10/21/2020
The Gonzo Constitutionalism of the American Right
Rounduptags: conservatism, Supreme Court, Constitutional Law, judiciary, Conservative Legal Movement, Legal theory
Corey Robin is Distinguished Professor of Political Science at Brooklyn College and the CUNY Graduate Center. His essays have appeared in The New Yorker, Harper’s, The London Review of Books, and The New York Times, and he is the author of three books: Fear: The History of a Political Idea (2004), The Reactionary Mind: Conservatism from Edmund Burke to Sarah Palin (2011), and, most recently, The Enigma of Clarence Thomas (2019). (February 2020)
This article is part of the Review’s series on the 2020 US elections.
In its heyday, American conservatism was called a “three-legged stool.” One leg was economic and libertarian, appealing to business-minded voters with a platform of tax cuts, deregulation, and gutting the welfare state. The second leg was statist and anticommunist, rallying militarists eager to fight and win the cold war.
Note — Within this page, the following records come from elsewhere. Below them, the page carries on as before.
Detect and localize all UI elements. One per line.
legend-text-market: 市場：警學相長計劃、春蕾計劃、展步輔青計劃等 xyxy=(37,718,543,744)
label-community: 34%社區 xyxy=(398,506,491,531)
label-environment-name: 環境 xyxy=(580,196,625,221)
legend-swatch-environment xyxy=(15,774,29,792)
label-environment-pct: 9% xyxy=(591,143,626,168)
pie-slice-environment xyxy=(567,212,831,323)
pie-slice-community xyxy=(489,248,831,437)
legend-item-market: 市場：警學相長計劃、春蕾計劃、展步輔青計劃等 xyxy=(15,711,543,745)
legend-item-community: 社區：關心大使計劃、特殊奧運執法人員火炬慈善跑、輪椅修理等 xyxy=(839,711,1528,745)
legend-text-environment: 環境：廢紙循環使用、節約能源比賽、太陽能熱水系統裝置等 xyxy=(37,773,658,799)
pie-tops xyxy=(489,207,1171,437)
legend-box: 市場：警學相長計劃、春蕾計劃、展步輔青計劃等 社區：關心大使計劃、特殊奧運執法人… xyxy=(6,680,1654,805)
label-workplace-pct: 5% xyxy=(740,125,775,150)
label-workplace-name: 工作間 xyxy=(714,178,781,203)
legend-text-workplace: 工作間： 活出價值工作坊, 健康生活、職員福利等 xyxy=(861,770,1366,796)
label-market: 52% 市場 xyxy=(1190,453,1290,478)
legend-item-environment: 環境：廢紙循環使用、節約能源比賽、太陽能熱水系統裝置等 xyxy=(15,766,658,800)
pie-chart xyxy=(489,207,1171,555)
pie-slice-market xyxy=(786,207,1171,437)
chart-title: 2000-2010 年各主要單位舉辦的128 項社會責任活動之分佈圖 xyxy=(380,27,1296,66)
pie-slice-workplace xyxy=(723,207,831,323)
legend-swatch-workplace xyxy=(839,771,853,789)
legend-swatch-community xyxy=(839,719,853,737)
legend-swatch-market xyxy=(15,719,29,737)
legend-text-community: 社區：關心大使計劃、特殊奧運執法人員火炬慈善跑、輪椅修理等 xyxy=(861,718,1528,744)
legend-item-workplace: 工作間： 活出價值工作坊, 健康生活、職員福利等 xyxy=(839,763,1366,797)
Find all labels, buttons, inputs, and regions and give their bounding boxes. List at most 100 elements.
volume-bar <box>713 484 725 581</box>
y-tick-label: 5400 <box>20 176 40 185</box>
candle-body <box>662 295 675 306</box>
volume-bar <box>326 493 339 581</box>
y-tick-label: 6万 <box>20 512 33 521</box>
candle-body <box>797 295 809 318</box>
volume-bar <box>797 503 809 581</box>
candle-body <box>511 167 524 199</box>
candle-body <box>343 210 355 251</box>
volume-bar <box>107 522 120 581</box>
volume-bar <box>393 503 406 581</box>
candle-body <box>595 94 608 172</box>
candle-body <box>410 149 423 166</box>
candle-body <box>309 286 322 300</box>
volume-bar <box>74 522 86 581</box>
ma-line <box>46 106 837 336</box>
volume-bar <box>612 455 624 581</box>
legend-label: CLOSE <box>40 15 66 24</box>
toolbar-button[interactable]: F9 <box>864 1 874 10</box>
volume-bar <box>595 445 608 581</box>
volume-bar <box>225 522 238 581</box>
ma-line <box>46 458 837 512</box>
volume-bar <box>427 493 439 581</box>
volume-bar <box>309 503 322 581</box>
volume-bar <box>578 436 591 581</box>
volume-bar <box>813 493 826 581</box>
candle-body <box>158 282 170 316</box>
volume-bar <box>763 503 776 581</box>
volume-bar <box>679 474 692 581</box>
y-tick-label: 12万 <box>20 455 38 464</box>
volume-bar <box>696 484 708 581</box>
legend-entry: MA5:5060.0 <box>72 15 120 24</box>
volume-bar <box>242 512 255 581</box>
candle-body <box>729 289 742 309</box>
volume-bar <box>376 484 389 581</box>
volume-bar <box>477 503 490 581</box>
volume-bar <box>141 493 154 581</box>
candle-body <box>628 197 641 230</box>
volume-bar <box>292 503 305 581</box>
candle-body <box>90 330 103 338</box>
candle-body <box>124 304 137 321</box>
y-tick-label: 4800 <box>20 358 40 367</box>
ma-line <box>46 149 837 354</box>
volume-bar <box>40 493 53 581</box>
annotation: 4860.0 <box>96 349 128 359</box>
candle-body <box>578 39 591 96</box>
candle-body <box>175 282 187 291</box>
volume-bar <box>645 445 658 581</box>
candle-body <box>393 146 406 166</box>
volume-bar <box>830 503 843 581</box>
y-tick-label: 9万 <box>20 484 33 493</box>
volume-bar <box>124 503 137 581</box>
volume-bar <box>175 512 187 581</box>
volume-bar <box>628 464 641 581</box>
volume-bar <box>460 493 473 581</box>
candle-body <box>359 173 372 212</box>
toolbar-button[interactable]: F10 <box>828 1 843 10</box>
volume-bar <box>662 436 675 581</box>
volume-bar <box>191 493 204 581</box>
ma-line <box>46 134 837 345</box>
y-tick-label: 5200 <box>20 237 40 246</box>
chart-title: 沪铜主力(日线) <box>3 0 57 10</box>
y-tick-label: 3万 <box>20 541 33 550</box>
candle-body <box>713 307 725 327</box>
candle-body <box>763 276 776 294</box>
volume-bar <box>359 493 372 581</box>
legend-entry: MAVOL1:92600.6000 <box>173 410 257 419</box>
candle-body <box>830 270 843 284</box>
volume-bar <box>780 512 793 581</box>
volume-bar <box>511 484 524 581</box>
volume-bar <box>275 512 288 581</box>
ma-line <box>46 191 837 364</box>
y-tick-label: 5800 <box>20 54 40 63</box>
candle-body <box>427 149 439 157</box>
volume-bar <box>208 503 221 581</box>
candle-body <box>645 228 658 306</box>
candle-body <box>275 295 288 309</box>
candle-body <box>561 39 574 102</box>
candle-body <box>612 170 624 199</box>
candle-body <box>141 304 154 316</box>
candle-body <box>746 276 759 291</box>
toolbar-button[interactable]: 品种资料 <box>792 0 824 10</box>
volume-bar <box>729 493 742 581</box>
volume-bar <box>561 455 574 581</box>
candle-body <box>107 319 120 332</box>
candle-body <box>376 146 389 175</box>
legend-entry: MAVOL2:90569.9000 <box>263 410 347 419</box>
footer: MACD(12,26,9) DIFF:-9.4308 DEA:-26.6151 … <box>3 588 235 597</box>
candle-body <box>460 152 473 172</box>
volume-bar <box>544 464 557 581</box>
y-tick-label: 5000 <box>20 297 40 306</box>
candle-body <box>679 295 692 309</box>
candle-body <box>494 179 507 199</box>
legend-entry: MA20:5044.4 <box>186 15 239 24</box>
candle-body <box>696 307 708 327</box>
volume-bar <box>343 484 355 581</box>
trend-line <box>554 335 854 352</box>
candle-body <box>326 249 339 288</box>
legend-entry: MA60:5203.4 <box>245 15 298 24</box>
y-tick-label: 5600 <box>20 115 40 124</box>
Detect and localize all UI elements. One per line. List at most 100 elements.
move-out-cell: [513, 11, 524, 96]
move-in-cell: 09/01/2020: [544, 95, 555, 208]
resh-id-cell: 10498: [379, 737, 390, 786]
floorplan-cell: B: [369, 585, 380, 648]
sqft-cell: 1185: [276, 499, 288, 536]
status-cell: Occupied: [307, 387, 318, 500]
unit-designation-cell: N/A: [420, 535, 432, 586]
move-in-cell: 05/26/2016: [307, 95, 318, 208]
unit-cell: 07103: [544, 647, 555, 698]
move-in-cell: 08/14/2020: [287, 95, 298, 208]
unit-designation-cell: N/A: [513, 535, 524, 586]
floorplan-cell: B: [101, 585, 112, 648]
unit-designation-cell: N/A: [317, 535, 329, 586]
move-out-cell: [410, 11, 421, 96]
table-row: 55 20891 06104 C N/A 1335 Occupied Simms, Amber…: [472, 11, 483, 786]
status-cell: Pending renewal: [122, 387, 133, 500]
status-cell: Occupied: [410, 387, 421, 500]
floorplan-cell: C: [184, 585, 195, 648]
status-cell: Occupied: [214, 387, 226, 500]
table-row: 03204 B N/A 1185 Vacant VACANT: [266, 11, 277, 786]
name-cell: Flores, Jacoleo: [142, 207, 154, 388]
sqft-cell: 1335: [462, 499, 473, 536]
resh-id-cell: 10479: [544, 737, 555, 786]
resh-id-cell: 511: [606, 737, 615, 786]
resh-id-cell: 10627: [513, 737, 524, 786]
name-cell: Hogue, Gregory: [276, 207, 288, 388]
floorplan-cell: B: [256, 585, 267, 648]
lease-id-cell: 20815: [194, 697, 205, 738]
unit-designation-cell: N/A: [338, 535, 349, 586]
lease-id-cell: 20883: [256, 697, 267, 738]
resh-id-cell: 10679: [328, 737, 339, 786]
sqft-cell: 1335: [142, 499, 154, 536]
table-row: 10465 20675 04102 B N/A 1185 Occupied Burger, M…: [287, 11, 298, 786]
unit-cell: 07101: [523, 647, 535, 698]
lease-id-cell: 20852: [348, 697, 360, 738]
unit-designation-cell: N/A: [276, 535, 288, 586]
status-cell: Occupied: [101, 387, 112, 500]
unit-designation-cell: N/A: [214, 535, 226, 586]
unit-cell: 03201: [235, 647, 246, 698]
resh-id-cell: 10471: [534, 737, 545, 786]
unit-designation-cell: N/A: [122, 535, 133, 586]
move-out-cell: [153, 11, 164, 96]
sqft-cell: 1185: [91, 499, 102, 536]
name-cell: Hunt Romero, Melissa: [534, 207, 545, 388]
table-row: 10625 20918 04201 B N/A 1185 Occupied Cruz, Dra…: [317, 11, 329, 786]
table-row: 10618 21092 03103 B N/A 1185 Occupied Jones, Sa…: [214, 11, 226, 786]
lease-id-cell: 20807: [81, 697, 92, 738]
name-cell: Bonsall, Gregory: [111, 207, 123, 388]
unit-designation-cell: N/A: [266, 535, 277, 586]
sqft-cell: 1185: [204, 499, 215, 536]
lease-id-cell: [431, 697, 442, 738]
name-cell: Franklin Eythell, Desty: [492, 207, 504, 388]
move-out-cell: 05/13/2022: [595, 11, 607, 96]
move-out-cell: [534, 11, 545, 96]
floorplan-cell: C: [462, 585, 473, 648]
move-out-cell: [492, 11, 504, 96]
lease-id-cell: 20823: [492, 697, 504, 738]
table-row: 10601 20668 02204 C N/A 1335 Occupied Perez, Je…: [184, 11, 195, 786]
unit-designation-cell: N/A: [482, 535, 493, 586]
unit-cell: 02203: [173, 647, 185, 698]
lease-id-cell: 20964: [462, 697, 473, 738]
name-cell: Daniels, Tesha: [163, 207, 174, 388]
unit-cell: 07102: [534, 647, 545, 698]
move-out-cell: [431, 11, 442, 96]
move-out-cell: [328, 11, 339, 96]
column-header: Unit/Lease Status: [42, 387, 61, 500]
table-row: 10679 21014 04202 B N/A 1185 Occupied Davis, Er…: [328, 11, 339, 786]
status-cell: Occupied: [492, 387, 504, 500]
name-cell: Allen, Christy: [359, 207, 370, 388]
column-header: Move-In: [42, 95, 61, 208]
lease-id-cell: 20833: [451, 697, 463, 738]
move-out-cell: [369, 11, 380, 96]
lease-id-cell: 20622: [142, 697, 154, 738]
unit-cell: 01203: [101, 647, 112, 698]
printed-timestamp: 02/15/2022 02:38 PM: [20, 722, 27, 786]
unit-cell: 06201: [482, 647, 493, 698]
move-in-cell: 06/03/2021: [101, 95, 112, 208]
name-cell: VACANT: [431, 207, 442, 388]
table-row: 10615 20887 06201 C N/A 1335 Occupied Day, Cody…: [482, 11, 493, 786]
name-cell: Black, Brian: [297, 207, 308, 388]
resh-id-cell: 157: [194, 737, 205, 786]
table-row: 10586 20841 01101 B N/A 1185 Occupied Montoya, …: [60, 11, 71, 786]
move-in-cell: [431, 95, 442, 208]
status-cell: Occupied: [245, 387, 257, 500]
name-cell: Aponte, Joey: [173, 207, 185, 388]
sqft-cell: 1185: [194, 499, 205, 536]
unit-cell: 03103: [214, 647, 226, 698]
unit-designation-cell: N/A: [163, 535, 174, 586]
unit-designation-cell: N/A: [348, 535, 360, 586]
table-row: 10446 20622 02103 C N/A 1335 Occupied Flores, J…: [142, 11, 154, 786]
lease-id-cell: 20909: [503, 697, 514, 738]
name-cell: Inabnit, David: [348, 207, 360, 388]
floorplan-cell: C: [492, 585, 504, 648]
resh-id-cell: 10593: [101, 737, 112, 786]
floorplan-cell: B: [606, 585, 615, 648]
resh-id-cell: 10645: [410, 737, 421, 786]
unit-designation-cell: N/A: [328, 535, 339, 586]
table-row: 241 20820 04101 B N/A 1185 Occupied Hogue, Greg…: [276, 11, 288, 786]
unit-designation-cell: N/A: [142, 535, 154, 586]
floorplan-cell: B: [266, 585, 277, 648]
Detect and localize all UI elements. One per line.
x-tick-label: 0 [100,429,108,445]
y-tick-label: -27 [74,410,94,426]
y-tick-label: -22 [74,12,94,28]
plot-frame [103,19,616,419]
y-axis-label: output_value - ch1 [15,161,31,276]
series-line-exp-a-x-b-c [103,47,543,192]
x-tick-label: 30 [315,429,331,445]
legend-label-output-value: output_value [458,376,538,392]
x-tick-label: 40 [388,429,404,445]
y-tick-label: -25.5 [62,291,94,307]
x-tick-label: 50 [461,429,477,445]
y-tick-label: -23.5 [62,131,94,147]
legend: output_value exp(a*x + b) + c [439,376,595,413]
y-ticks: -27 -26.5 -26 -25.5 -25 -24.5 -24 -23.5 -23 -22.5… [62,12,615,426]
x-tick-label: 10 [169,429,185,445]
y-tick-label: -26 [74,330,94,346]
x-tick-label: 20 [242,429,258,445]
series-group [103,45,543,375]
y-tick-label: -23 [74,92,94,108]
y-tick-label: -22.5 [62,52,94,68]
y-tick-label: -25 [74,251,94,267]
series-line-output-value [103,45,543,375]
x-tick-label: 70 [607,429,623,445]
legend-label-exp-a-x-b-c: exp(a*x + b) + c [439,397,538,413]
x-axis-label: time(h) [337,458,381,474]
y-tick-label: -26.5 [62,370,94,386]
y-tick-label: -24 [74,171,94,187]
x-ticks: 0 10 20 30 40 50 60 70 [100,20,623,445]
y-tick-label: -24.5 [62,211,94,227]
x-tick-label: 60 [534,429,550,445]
The third leg was cultural and traditionalist, speaking to voters who were anxious about religion, sex, and race, and who hoped to roll back the reforms of the Warren Court and the Sixties.
These distinctions were always artificial: the cold war was suffused with concerns about race, religion, and the economy; the economy was—and is—inseparable from issues of race and gender. Even so, the three-legged stool expressed an understanding of the conservative movement as a political coalition, an electoral operation whose power lay in the interests and values of a majority of voters and the ability of the Republican Party to mobilize them. With that majority, conservatives created a decades-long hegemony, in which liberals and Democrats were forced to accept, as a condition of governance, many of the premises of Republican rule, much as Eisenhower and Nixon had once had to accommodate parts of the New Deal.
As we head toward November, the three-legged stool of conservatism looks vastly different. Though its electoral base and concerns remain similar, conservatism is no longer a movement in ascendancy. Nor is it much of a party in power: even when it controlled all the elected branches of government, from 2016 to 2018, the GOP wasn’t able to push many parts of its agenda through Congress (the tax cuts were the notable exception). Conservatism has ceased to be a political project capable of creating hegemony through majoritarian means. If once the goal was a mass politics of the right “suitable to governing a modern democracy,” in the words of Irving Kristol, conservatism has since reverted to what Toryism was before the Reform Act: a relic of ancient institutions, an artifact of minority rule.
To judge by its vote-getting and vote-suppressing efforts in 2020, the GOP has little hope for or interest in securing a mandate from the majority, of creating or maintaining a common sense of the whole. It seeks instead to cobble together enough electoral votes out of states representing a minority of the electorate—often rural, older, and white. The first leg of the conservative stool remains what it has been in two out of the last three GOP presidential victories: the Electoral College. Even some of the most alarming reports on the election assume that however violent and vote-suppressing Trump’s path to victory may be, it still runs through the Electoral College.